Budget 2013-14: India Inc looks for lower taxes; says perception paramount
February, 06th 2013
With the Union Budget around the corner, the industry is not very happy with the proposals regarding minimum alternate tax (MAT). Neither is it in favour of reports that Budget 2013 could see the revival of inheritance tax nor the delay in implementing goods and service tax.
In an interview to CNBC-TV18, Adi Godrej, president, CII and Sunil Munjal, joint managing director, Hero MotoCorp to find out what India Inc expects from Budget 2013
Below is the edited transcript of Godrej and Munjal’s interview to CNBC-TV18.
Q: What is your expectation from this year Budget?
Godrej: The finance minister needs to concentrate on growth orientation in the Budget. Anything that helps growth would be welcome. We should be very careful also to make sure that there is nothing in the Budget speech or in the Budget proposals that creates any kind of negative perception as the Budget last year did. It is very important to ensure that the perception both outside the country and within the country is positive. The reform agenda already laid out has been good. More of that should come both in the Budget speech and in the Budget. Anything he does in the Budget, any proposal should be oriented towards growth. That is the best way to create a fiscal balance.
Q: You said that P Chidambaram should avoid anything this Budget like the retrospective amendment in the last Budget or general anti-avoidance rule (GAAR) in the previous Budget which could send out a negative sentiment or a negative signal to both domestic as well as foreign investors. Let’s talk about what is being currently speculated, which may perhaps be seen as negative signals. The finance minister himself is saying there is an argument for a higher tax on the super rich.
Godrej: I don't think such a tax would be sensible. Anytime we have had high rates of taxes in India, whether direct or indirect, collections have been lower. Lower rates of taxes have always lead to higher collections. Any increase in direct taxes or indirect taxes at this stage will not be good for the economy. Gross domestic product (GDP) growth would be affected. What we really need is to accelerate GDP growth and collect higher taxes through the higher growth.

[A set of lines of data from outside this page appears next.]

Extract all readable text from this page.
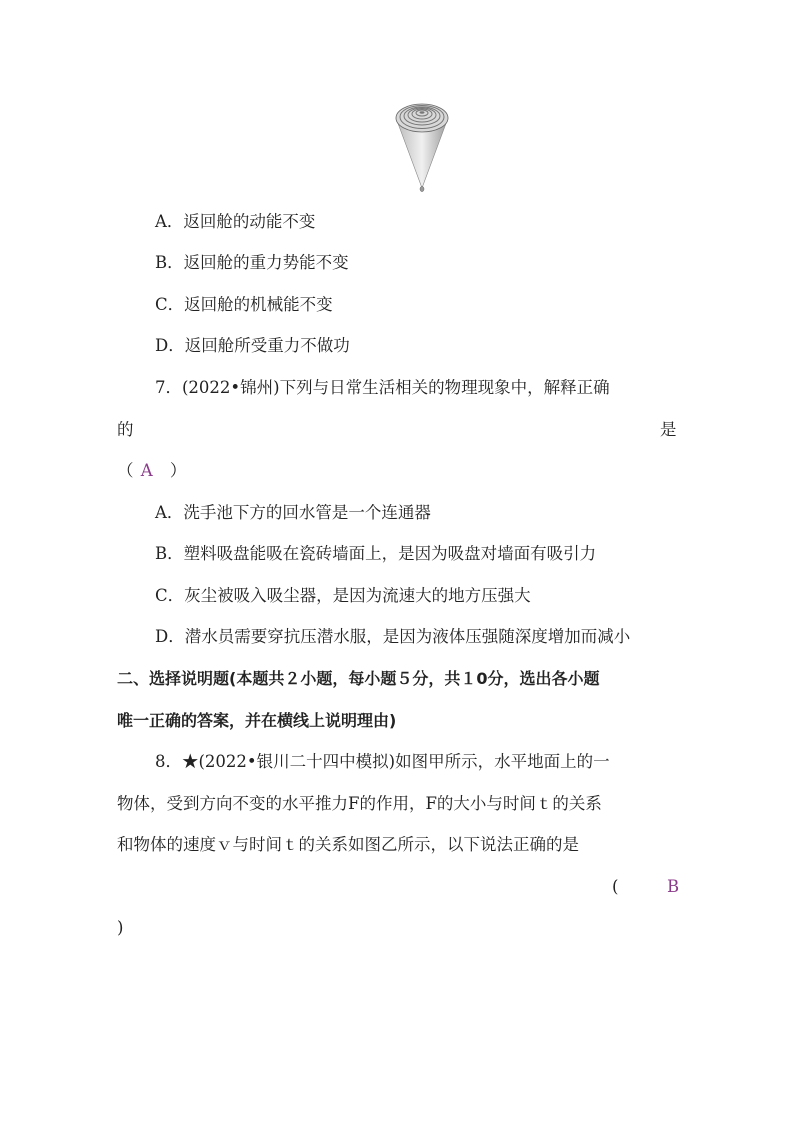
A．返回舱的动能不变
B．返回舱的重力势能不变
C．返回舱的机械能不变
D．返回舱所受重力不做功
7．(2022•锦州)下列与日常生活相关的物理现象中，解释正确
的	是
（ A ）
A．洗手池下方的回水管是一个连通器
B．塑料吸盘能吸在瓷砖墙面上，是因为吸盘对墙面有吸引力
C．灰尘被吸入吸尘器，是因为流速大的地方压强大
D．潜水员需要穿抗压潜水服，是因为液体压强随深度增加而减小
二、选择说明题(本题共２小题，每小题５分，共１0分，选出各小题
唯一正确的答案，并在横线上说明理由)
8．★(2022•银川二十四中模拟)如图甲所示，水平地面上的一
物体，受到方向不变的水平推力F的作用，F的大小与时间ｔ的关系
和物体的速度ｖ与时间ｔ的关系如图乙所示，以下说法正确的是
(	B
)
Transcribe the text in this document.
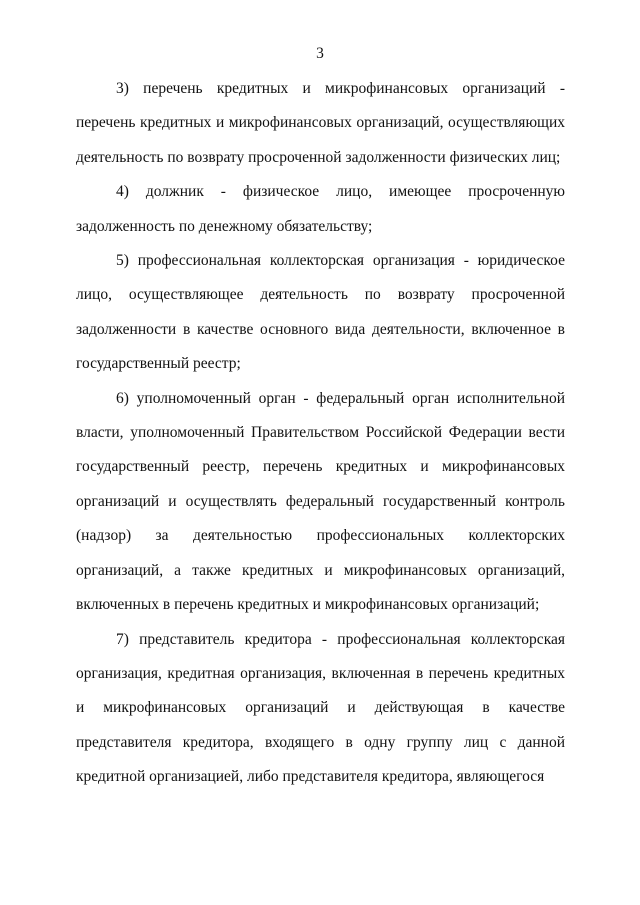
3

3) перечень кредитных и микрофинансовых организаций - перечень кредитных и микрофинансовых организаций, осуществляющих деятельность по возврату просроченной задолженности физических лиц;

4) должник - физическое лицо, имеющее просроченную задолженность по денежному обязательству;

5) профессиональная коллекторская организация - юридическое лицо, осуществляющее деятельность по возврату просроченной задолженности в качестве основного вида деятельности, включенное в государственный реестр;

6) уполномоченный орган - федеральный орган исполнительной власти, уполномоченный Правительством Российской Федерации вести государственный реестр, перечень кредитных и микрофинансовых организаций и осуществлять федеральный государственный контроль (надзор) за деятельностью профессиональных коллекторских организаций, а также кредитных и микрофинансовых организаций, включенных в перечень кредитных и микрофинансовых организаций;

7) представитель кредитора - профессиональная коллекторская организация, кредитная организация, включенная в перечень кредитных и микрофинансовых организаций и действующая в качестве представителя кредитора, входящего в одну группу лиц с данной кредитной организацией, либо представителя кредитора, являющегося
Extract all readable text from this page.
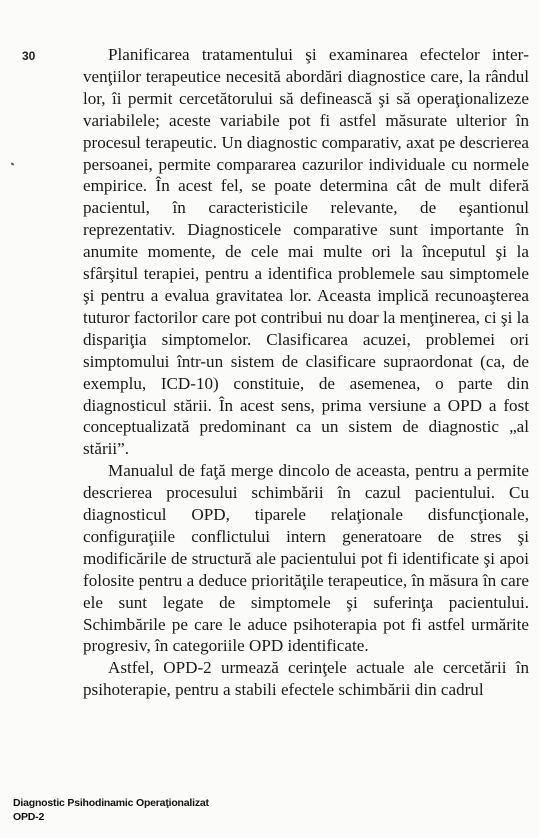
30	Planificarea tratamentului şi examinarea efectelor intervenţiilor terapeutice necesită abordări diagnostice care, la rândul lor, îi permit cercetătorului să definească şi să operaţionalizeze variabilele; aceste variabile pot fi astfel măsurate ulterior în procesul terapeutic. Un diagnostic comparativ, axat pe descrierea persoanei, permite compararea cazurilor individuale cu normele empirice. În acest fel, se poate determina cât de mult diferă pacientul, în caracteristicile relevante, de eşantionul reprezentativ. Diagnosticele comparative sunt importante în anumite momente, de cele mai multe ori la începutul şi la sfârşitul terapiei, pentru a identifica problemele sau simptomele şi pentru a evalua gravitatea lor. Aceasta implică recunoaşterea tuturor factorilor care pot contribui nu doar la menţinerea, ci şi la dispariţia simptomelor. Clasificarea acuzei, problemei ori simptomului într-un sistem de clasificare supraordonat (ca, de exemplu, ICD-10) constituie, de asemenea, o parte din diagnosticul stării. În acest sens, prima versiune a OPD a fost conceptualizată predominant ca un sistem de diagnostic „al stării”.

Manualul de faţă merge dincolo de aceasta, pentru a permite descrierea procesului schimbării în cazul pacientului. Cu diagnosticul OPD, tiparele relaţionale disfuncţionale, configuraţiile conflictului intern generatoare de stres şi modificările de structură ale pacientului pot fi identificate şi apoi folosite pentru a deduce priorităţile terapeutice, în măsura în care ele sunt legate de simptomele şi suferinţa pacientului. Schimbările pe care le aduce psihoterapia pot fi astfel urmărite progresiv, în categoriile OPD identificate.

Astfel, OPD-2 urmează cerinţele actuale ale cercetării în psihoterapie, pentru a stabili efectele schimbării din cadrul

Diagnostic Psihodinamic Operaţionalizat
OPD-2
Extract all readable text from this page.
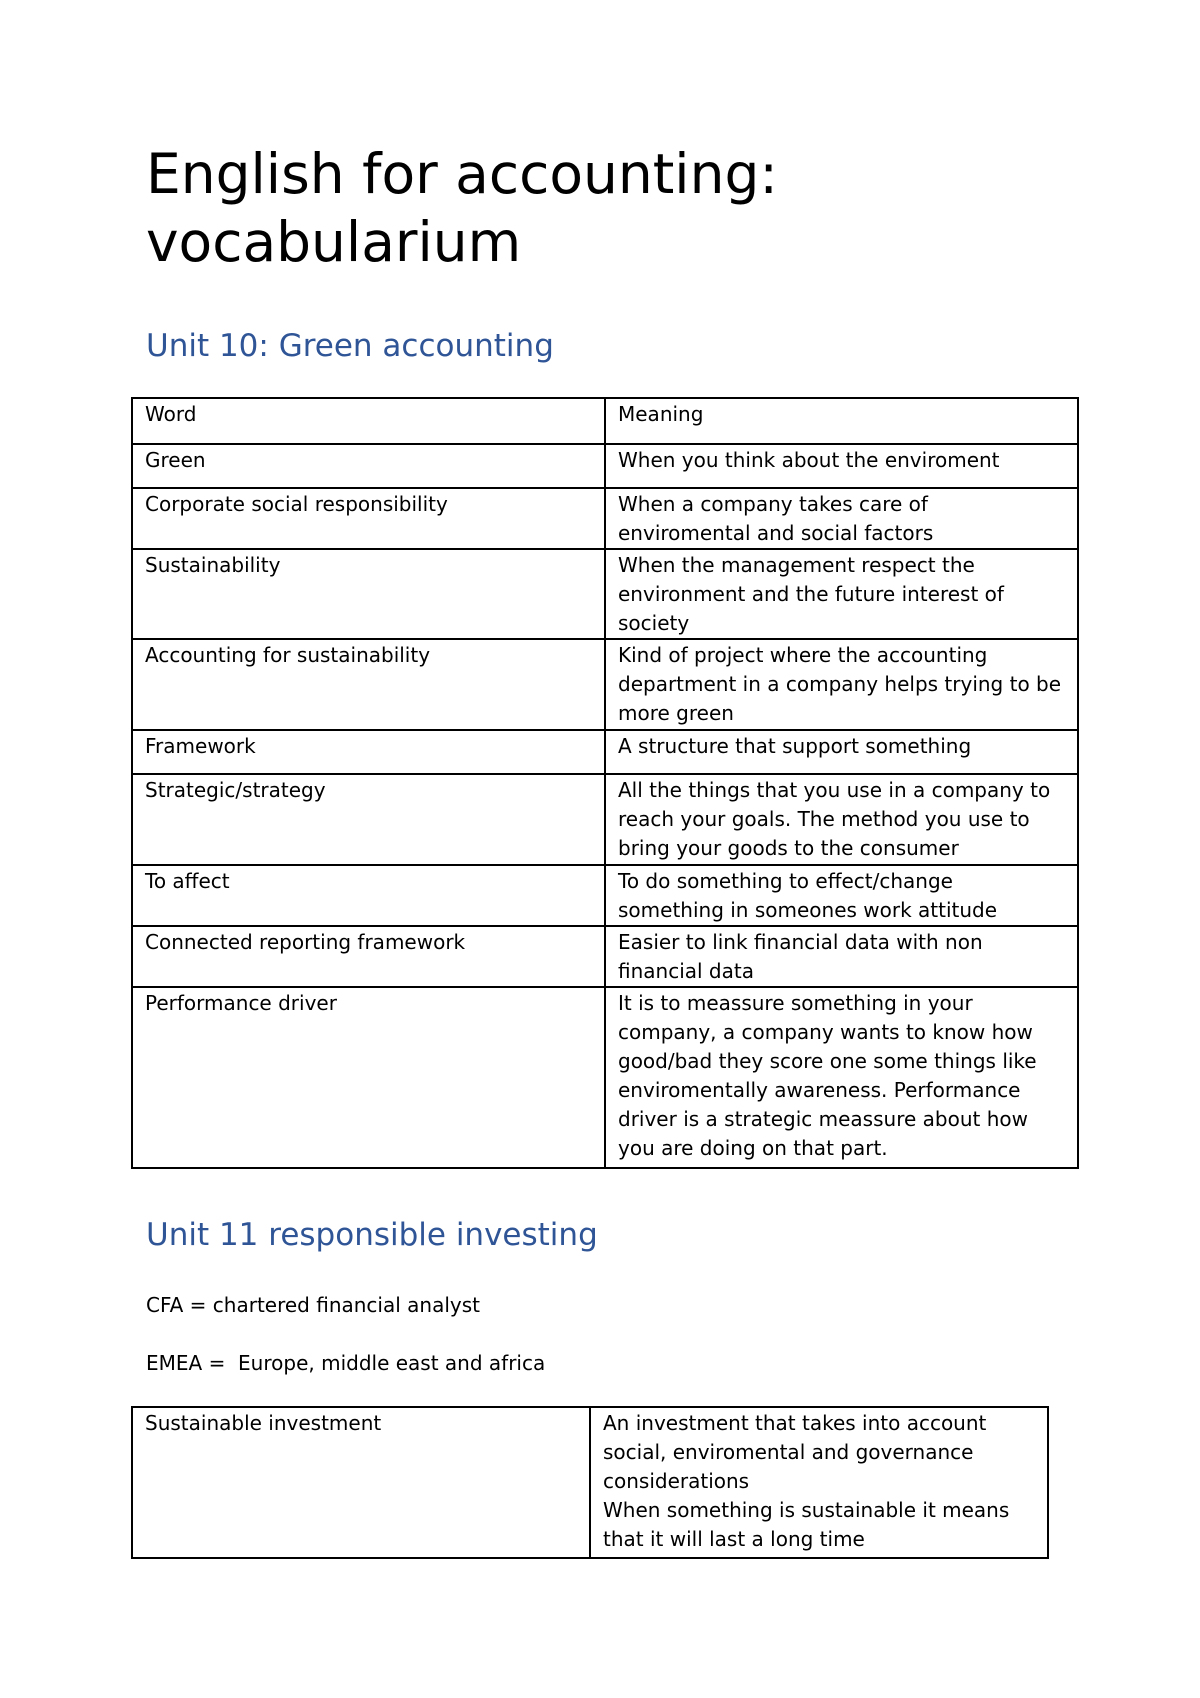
English for accounting:
vocabularium
Unit 10: Green accounting
Word	Meaning
Green	When you think about the enviroment
Corporate social responsibility	When a company takes care of enviromental and social factors
Sustainability	When the management respect the environment and the future interest of society
Accounting for sustainability	Kind of project where the accounting department in a company helps trying to be more green
Framework	A structure that support something
Strategic/strategy	All the things that you use in a company to reach your goals. The method you use to bring your goods to the consumer
To affect	To do something to effect/change something in someones work attitude
Connected reporting framework	Easier to link financial data with non financial data
Performance driver	It is to meassure something in your company, a company wants to know how good/bad they score one some things like enviromentally awareness. Performance driver is a strategic meassure about how you are doing on that part.
Unit 11 responsible investing

CFA = chartered financial analyst

EMEA =  Europe, middle east and africa

Sustainable investment	An investment that takes into account social, enviromental and governance considerations
When something is sustainable it means that it will last a long time
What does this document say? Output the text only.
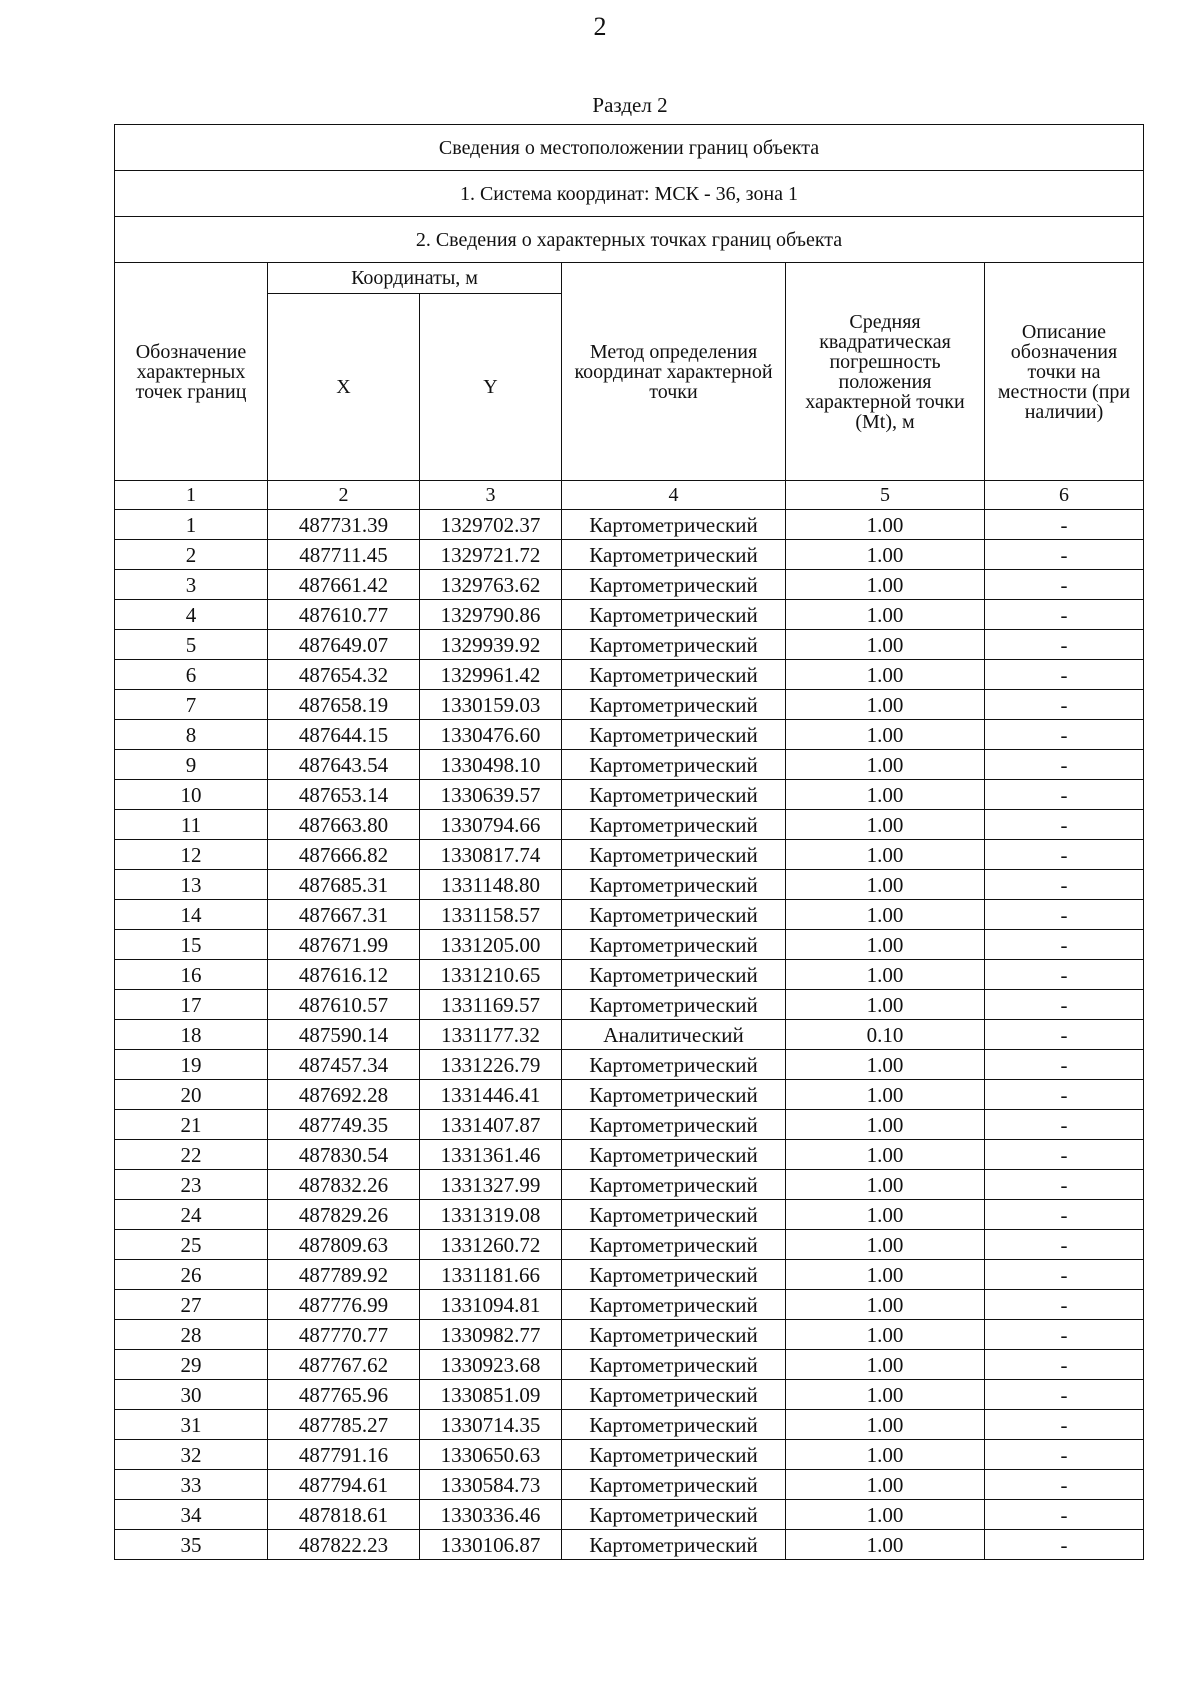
2
Раздел 2
Сведения о местоположении границ объекта					
1. Система координат: МСК - 36, зона 1					
2. Сведения о характерных точках границ объекта					
Обозначение характерных точек границ	Координаты, м		Метод определения координат характерной точки	Средняя квадратическая погрешность положения характерной точки (Mt), м	Описание обозначения точки на местности (при наличии)
	X	Y			
1	2	3	4	5	6
1	487731.39	1329702.37	Картометрический	1.00	-
2	487711.45	1329721.72	Картометрический	1.00	-
3	487661.42	1329763.62	Картометрический	1.00	-
4	487610.77	1329790.86	Картометрический	1.00	-
5	487649.07	1329939.92	Картометрический	1.00	-
6	487654.32	1329961.42	Картометрический	1.00	-
7	487658.19	1330159.03	Картометрический	1.00	-
8	487644.15	1330476.60	Картометрический	1.00	-
9	487643.54	1330498.10	Картометрический	1.00	-
10	487653.14	1330639.57	Картометрический	1.00	-
11	487663.80	1330794.66	Картометрический	1.00	-
12	487666.82	1330817.74	Картометрический	1.00	-
13	487685.31	1331148.80	Картометрический	1.00	-
14	487667.31	1331158.57	Картометрический	1.00	-
15	487671.99	1331205.00	Картометрический	1.00	-
16	487616.12	1331210.65	Картометрический	1.00	-
17	487610.57	1331169.57	Картометрический	1.00	-
18	487590.14	1331177.32	Аналитический	0.10	-
19	487457.34	1331226.79	Картометрический	1.00	-
20	487692.28	1331446.41	Картометрический	1.00	-
21	487749.35	1331407.87	Картометрический	1.00	-
22	487830.54	1331361.46	Картометрический	1.00	-
23	487832.26	1331327.99	Картометрический	1.00	-
24	487829.26	1331319.08	Картометрический	1.00	-
25	487809.63	1331260.72	Картометрический	1.00	-
26	487789.92	1331181.66	Картометрический	1.00	-
27	487776.99	1331094.81	Картометрический	1.00	-
28	487770.77	1330982.77	Картометрический	1.00	-
29	487767.62	1330923.68	Картометрический	1.00	-
30	487765.96	1330851.09	Картометрический	1.00	-
31	487785.27	1330714.35	Картометрический	1.00	-
32	487791.16	1330650.63	Картометрический	1.00	-
33	487794.61	1330584.73	Картометрический	1.00	-
34	487818.61	1330336.46	Картометрический	1.00	-
35	487822.23	1330106.87	Картометрический	1.00	-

Q: You do believe that we are going to perhaps see him winding down the fiscal stimulus, specially the measures that were taken post 2008. If we read between the lines of what his trusted advisor Parthasarthy Shome has suggested, that the stimulus provided post 2008 was not really efficient or there is no definitive analysis to prove that it was particularly efficient. So, do you anticipate a winding down of the fiscal stimulus that we saw post 2008?
Godrej: That fiscal stimulus has already been wound down and the excise and service tax rates today are the ones that are expected in the goods and services tax (GST). So, I don’t think that it should be increased at all further.
Q: While the future of the direct taxes code (DTC), comprehensive DTC is still with a question mark at this point in time, maybe we could see some provisions of it being introduced in this Budget. Back to that controversial, dreaded issue of minimum alternate tax (MAT) and there seems to be the thinking within the finance ministry that maybe once again they could consider bringing in MAT on gross assets as oppose to booked profits. What is your own sense?
Munjal: We have always objected to MAT as a very matter of principle itself and overtime, it has not only stayed there, but the MAT rates have gone up until they are almost set power now with regular rates being paid by companies. So, if you change it now and make it even more stringent or higher, there is no point exempting any company at all. You may as well have the same tax regardless of what you do.